Making Peace Visible

From war reporter to peace journalist in Uganda

Episode Summary

Gloria Laker Aciro, who cut her teeth covering the civil war in her native Uganda, is director of the Peace Journalism Foundation of East Africa.

Episode Notes

Gloria Laker Aciro was a teenager when war upended her family’s life in Northern Uganda. The Lord's Resistance Army, led by the infamous Joseph Kony, were known for their brutality, and for kidnapping children and making them child soldiers or child brides. 

As a young displaced person, Aciro became a journalist so the world would know about the suffering in Northern Uganda: The abductions, killings, the ambushes, the destruction. But after a few years, she wondered if focusing on bloodshed was the right approach. What if journalists like her could help bring peace to the country? 

Today, Aciro is director of the Peace Journalism Foundation of East Africa. Peace Journalism -- as you might remember from one of our previous episodes -- is when editors and reporters make choices that improve the prospects for peace. She covers peace and conflict, refugee issues, and the environment, and trains journalists around East Africa in peace journalism. 
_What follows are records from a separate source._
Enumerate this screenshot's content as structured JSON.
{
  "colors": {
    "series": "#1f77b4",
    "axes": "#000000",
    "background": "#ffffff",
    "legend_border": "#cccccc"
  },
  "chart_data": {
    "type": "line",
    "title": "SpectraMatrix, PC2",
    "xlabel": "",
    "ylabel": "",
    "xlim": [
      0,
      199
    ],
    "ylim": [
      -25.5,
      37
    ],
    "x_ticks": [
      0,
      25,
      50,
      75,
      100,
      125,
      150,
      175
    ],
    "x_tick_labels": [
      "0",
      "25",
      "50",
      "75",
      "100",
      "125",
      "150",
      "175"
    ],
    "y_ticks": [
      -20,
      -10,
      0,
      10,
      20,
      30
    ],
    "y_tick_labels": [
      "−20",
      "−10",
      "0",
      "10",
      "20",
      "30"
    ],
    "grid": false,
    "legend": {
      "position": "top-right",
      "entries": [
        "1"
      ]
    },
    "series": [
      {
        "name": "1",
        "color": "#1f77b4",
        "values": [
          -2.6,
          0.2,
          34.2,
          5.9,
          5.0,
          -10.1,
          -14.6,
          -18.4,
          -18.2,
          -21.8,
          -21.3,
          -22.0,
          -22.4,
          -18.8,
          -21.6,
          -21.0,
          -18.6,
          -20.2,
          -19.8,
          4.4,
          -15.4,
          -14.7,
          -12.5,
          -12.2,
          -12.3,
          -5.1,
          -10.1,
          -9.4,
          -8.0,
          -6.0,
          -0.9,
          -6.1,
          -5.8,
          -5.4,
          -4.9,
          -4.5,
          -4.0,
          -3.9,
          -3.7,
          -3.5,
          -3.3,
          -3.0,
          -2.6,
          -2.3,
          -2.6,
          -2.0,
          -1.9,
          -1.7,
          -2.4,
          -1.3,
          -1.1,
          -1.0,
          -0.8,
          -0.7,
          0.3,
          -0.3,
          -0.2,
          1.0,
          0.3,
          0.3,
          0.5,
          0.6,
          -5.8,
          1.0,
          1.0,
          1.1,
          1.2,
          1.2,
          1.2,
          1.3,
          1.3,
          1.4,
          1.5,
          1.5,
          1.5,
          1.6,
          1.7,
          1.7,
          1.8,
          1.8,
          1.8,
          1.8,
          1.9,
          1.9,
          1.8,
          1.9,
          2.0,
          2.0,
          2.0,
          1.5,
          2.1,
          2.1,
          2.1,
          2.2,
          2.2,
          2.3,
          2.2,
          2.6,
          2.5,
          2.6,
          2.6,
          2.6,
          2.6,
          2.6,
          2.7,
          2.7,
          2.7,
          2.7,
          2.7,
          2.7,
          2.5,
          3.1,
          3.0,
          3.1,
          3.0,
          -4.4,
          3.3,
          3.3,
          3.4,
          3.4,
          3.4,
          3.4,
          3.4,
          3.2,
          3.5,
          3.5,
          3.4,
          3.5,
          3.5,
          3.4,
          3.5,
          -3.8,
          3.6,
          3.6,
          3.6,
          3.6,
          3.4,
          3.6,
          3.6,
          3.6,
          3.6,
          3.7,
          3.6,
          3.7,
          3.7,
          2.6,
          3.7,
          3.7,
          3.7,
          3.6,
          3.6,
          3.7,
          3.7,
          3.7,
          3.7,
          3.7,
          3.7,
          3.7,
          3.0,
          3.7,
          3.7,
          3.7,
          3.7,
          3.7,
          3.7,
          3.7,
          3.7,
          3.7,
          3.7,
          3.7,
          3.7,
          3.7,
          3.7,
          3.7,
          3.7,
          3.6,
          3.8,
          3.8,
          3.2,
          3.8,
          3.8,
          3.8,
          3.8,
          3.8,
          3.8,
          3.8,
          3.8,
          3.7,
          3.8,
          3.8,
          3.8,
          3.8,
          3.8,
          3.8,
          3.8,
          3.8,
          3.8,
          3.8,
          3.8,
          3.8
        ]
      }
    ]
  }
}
Aciro was a finalist for the 2022 Women Building Peace Award given by the United States Institute of Peace. And in 2019, she received a Golden Jubilee Medal awarded by Ugandan President Yoweri, for her coverage of the LRA conflict and her contributions to current peace efforts in Northern Uganda. 

Aciro sat down with Making Peace Visible Education Director Steven Youngblood to reflect on her decades in the field in Uganda, and the real impact of peace journalism in the face of war and gang violence. 

Music in this episode by Xylo-Ziko and Joel Cummins.